Wie lassen sich die Formate der digitalen und analogen Bürger*innenbeteiligung in Projekte zur menschzentrierten Digitalisierung von Verwaltungsabläufen integrieren?

Es gibt zunächst einmal noch einen großen Unterschied im Verständnis von Digitalisierung: Für manche bedeutet es, dass sie ihren Personalausweis online beantragen können. Andere meinen mit Digitalisierung smarte Ampeln oder eine intelligente Beleuchtung. Es gibt also ganz verschiedene Schwerpunkte.

Bürger*innen­be­tei­li­gung, die analog und digital stattfinden kann, ist wichtig, weil sie allgemein zu einer Steigerung der Qualität von politischen Ergebnissen führt.

Antonio Arcudi
Empfehlungen für die Praxis

Bürger*innenbeteiligung, die analog und digital stattfinden kann, ist wichtig, weil sie allgemein zu einer Steigerung der Qualität von politischen Ergebnissen führt.

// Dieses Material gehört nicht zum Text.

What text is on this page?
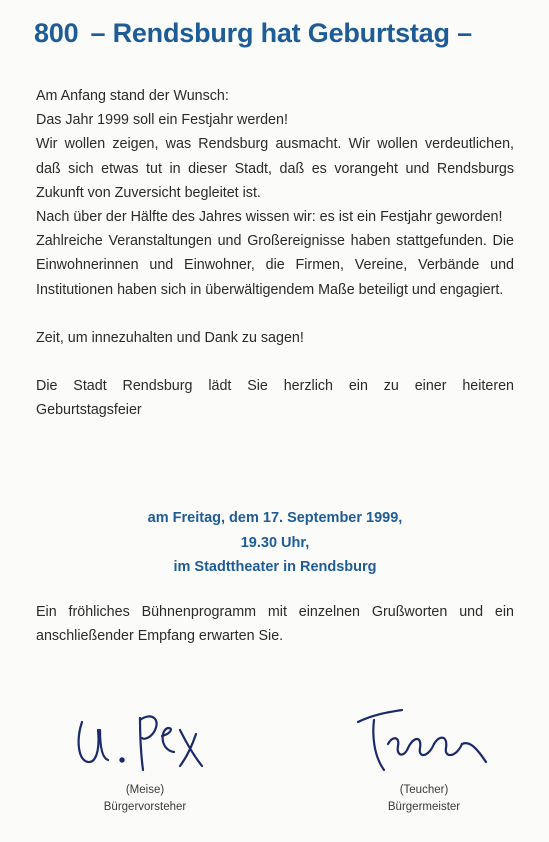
800 – Rendsburg hat Geburtstag –

Am Anfang stand der Wunsch:

Das Jahr 1999 soll ein Festjahr werden!

Wir wollen zeigen, was Rendsburg ausmacht. Wir wollen verdeutlichen, daß sich etwas tut in dieser Stadt, daß es vorangeht und Rendsburgs Zukunft von Zuversicht begleitet ist.

Nach über der Hälfte des Jahres wissen wir: es ist ein Festjahr geworden!

Zahlreiche Veranstaltungen und Großereignisse haben stattgefunden. Die Einwohnerinnen und Einwohner, die Firmen, Vereine, Verbände und Institutionen haben sich in überwältigendem Maße beteiligt und engagiert.

Zeit, um innezuhalten und Dank zu sagen!

Die Stadt Rendsburg lädt Sie herzlich ein zu einer heiteren Geburtstagsfeier

am Freitag, dem 17. September 1999,
19.30 Uhr,
im Stadttheater in Rendsburg
Ein fröhliches Bühnenprogramm mit einzelnen Grußworten und ein anschließender Empfang erwarten Sie.
(Meise)
Bürgervorsteher
(Teucher)
Bürgermeister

Dadurch kann sie die Objektivität von Politik unterstützen – und damit steigert sich auch die Legitimität von Politik. Zudem sind Bürger*innen Alltagsexpert*innen – es lässt sich dort Wissen abschöpfen und es werden Konflikte früh aufgedeckt. Insgesamt lässt sich die Zufriedenheit von Bürger*innen messen – und steigern.

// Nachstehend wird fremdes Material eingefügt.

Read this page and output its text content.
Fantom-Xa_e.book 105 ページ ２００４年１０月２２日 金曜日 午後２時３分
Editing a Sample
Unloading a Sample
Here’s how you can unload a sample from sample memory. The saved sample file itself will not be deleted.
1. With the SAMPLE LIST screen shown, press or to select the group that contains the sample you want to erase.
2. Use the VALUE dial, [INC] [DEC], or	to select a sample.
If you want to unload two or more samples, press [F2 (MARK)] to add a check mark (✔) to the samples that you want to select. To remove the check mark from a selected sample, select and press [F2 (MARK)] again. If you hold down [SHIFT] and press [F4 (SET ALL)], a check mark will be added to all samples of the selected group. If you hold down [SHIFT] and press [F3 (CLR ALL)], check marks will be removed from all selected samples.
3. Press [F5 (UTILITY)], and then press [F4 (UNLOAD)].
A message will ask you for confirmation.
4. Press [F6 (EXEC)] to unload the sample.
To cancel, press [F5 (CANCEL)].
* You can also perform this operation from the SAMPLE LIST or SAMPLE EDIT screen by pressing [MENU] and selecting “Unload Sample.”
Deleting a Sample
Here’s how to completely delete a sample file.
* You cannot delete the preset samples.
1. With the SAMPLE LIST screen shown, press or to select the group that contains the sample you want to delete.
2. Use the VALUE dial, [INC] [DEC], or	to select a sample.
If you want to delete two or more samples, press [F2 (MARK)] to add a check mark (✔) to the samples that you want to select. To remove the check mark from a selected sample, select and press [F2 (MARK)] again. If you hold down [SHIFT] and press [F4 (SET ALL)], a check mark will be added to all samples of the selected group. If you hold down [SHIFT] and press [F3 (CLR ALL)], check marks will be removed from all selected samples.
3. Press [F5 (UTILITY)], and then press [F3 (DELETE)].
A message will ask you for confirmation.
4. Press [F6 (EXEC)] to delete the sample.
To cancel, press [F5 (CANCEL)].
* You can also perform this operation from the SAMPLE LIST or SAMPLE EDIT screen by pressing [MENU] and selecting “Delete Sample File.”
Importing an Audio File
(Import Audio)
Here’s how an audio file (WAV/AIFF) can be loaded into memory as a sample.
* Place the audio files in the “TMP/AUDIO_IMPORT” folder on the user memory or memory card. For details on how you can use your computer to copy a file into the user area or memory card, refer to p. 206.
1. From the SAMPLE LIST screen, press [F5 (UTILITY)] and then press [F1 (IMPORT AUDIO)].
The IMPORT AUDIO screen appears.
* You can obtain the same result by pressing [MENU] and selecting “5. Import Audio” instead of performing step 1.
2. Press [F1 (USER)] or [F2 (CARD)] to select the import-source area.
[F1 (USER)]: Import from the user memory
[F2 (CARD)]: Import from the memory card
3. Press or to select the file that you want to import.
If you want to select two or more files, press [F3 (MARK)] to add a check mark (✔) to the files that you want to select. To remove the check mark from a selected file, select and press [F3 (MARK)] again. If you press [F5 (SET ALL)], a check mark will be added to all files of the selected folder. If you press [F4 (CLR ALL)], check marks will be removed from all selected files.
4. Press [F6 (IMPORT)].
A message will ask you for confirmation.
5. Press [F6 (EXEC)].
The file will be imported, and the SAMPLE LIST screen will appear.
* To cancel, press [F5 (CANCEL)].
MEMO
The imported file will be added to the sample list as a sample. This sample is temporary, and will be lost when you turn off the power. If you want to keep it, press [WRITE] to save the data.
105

Wichtig in dem Prozess ist die Aktivierung der Bürger*innenschaft. Dazu gehört dann auch eine zielgruppenspezifische Ansprache. Teilweise müssen wir die Menschen in ihrem eigenen Lebensumfeld abholen – beispielsweise mit dem klassischen Stand auf dem Marktplatz. Dort müssen wir deutlich machen, dass die Bürger*innen immer die Betroffenen sind und – schließlich ist das ja immer auch eine zusätzliche Aktivität in der Freizeit – sie merken, dass sich die Beteiligung lohnt. Mindestens müssen hier die Ergebnisse irgendwo transparent kommuniziert werden. Und natürlich müssen wir in dem Prozess inklusiv denken und dafür Sorge tragen, dass alle Bürger*innen an dem jeweiligen Beteiligungsprozess teilhaben können. Das schließt beispielsweise auch mit ein, dass bei Vor-Ort-Veranstaltungen der Bedarf an Gebärdendolmetscher*innen abgefragt sowie auf barrierefreie Veranstaltungsräume geachtet wird. Für das Digitale bedeutet es, barrierefreie Plattformen zur Verfügung zu stellen, sodass zum Beispiel auch sehbehinderte Personen die Inhalte erfassen und sich beteiligen können. Politiker*innen können durch Feedback ihre Zielgruppe und ihr Verständnis von dieser vergrößern.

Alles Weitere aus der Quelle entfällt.